И не сможет заменить Косынку на ее трудной должности норовистая кобыла Коробка, и старик отхлещет ее кнутом ... И будет страдать потом старик ... И вырастет жеребенок, сын Косынки, и вновь вернется его мать к скрипучему шаговику. А там, поди, и его очередь настанет. «Косынка» как и «Ярмарка» тоже почти не известна широкому зрителю. «Узкий» же, кинематографический, принял ее как откровение. Каждый, что называется, понимает в меру своей испорченности. Для кого-то фильм стал развернутой метафорой извечной несправедливости жизни, ее проклятия: «Один работает, вкалывает, а другой пожинает плоды». Для кого-то иной метафорой: рабства. «И ты, и дети твои обречены влачить ярмо бессмысленного шаговика — и нет от этого избавления». Или аллегорией власти: «Не носишь ярма спокойно — заставим, бит будешь, выкинем!

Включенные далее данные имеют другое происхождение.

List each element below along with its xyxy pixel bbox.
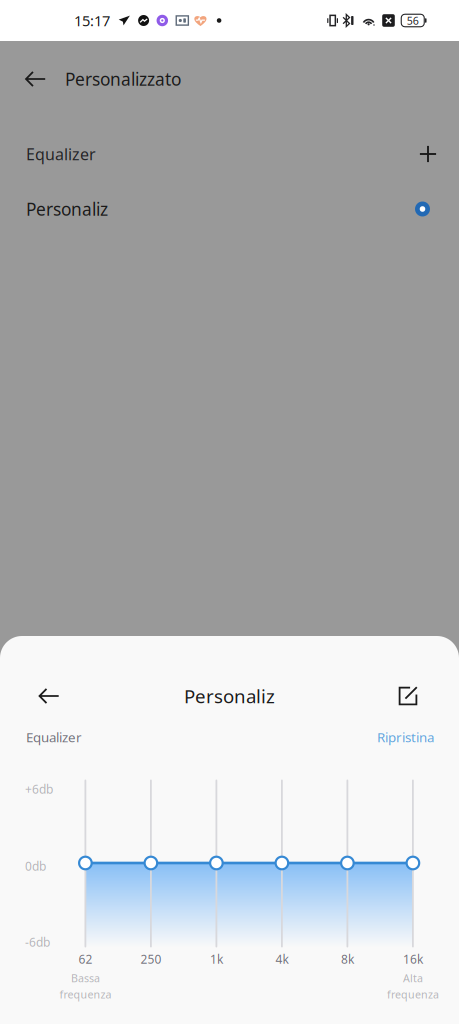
button[interactable]: Back [23,674,75,718]
staticText: Personaliz [184,684,275,708]
staticText: 0db [25,858,46,874]
staticText: +6db [25,781,53,797]
staticText: -6db [25,934,50,950]
staticText: 8k [341,951,354,967]
button[interactable]: Personaliz [0,187,459,231]
staticText: Personaliz [26,198,108,220]
staticText: frequenza [59,987,111,1001]
staticText: 16k [403,951,423,967]
staticText: Alta [403,971,423,985]
staticText: 15:17 [74,11,110,30]
staticText: Equalizer [26,143,96,165]
button[interactable]: Edit [382,674,434,718]
button[interactable]: Equalizer [0,132,459,176]
staticText: 250 [140,951,161,967]
staticText: Bassa [71,971,100,985]
staticText: 62 [78,951,92,967]
staticText: frequenza [387,987,439,1001]
staticText: Equalizer [26,728,82,746]
button[interactable]: Ripristina [377,728,434,746]
staticText: 4k [275,951,288,967]
staticText: Ripristina [377,728,434,746]
staticText: 56 [407,13,419,28]
button[interactable]: Personalizzato [0,56,300,102]
staticText: 1k [210,951,223,967]
staticText: Personalizzato [65,68,181,90]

Рабы всегда найдутся»... Короче — много существует прочтений. Но симптоматично, что много. Значит, фильм не одномерен, не уныло-дидактичен. Он сделан художником — что тут говорить!
... И потому еще: что кто хочет, может вообще понять все проще. Какая там аллегория, когда есть просто взаимная любовь человека и лошади. Когда есть удивительная пластика. Кони в зимней леваде, черный паук шаговика, простор и снежная чистота пробега Косынки с жеребенком, бешеное буйство рысаков, хлопья снегопада над летящими табунами, холод остывших стогов и тепло овчинного тулупа приземистого конюха, пар над его заиндевевшей бородой... Фильм пленительно красив в высоком смысле этого слова. Казалось, именно здесь было легко затеряться в ритмических повторах и перечислениях, в пробегах к проскоках, в элегантном и парадоксальном сочетании звуков клавесина с поступью рысаков на кругу. Но авторы фильма прежде всего помнят о его высоком и гуманном смысле, Поэтическая образность не выхолащивает пустой мысли. Рождается гармония... Гармония — это и есть исчерпывающее определение кинематографического мира Бориса Галантера. Он отнюдь не благостен и покоен. Но о чем бы не рассказывал автор, его повествование согрето участием в каждой судьбе, выведенной на экран. Его мир пронизан человечностью, просвечен светом добра. В сущности, все фильмы Бориса Галантера проникнуты философией любви, любви к жизни. Это философия приятия жизни.
Без блоковского «звона щита». Скорее с древней библейской мудростью: «Многие знания суть многие печали». И с верой — несмотря ни на что. «Был бы художник» — написал я... Само по себе напрашивается известное присловье: «Был бы человек хороший». Что ж, я на том стою, из какого бы анекдота оно не пришло. Вроде бы, решило уже время не в пользу Моцарта вечную дилемму гения и злодейства. И я тоже знаю (даже лично) талантливых нелюдей. Но обратная теорема не означает верности прямой. Я убежден: Борис делает хорошие фильмы, потому что он хороший человек. Он похож на свои фильмы. Не громкий, мягкий, внимательный. Смешливый и грустный. Не борец, но мыслитель (хватит, доборолись). Справедливый. Разумный и терпимый. Умеющий любить. И умеющий стоять на своем. Выдержать, не прятаться от беды, но принять ее. Вместить в свой мир, попытаться преодолеть. Повторю: в любом материале Борис Галантер взыскует гармонии: в Обществе, в Природе, в Человеке. Гармония может и не прийти, но всегда в произведении прозвучит мечта о ней, призыв к ней или тоска о ее недостижимости. И тогда в фильм придет элегическая грусть — что же тут худого? Слишком часто слова «грустный» употребляются как синоним понятия «неудачный», а то и попросту ненужный... Но грусть возвышает человека. Вспомним Пушкина? «Печаль моя светла».
И когда камера в финале одного фильма проплывает над медленной и тихой осенней водой, над оголившимися рощами, над поникшими крыльями ветряной мельницы, — мысли и чувства мои, зрителя, вмещают в себя целый мир душевных тревог и волнений людей, ставших мне близкими... И когда в эпилоге другой ленты старый локомотив с густым гудком-вздохом увозит будку штаба стройки — отслужившие верой и правдой прибежище страстей, — что-то грустное, мягко, но настойчиво касается меня. О чем грустить, спросите вы? Ну, может быть, о том, что все проходит, даже мгновения высокой страсти. Или о том, что это прекрасно и высокое еще не коснулось — увы! — вас ... Не бойтесь грусти. Она сделает ваше сердце добрее.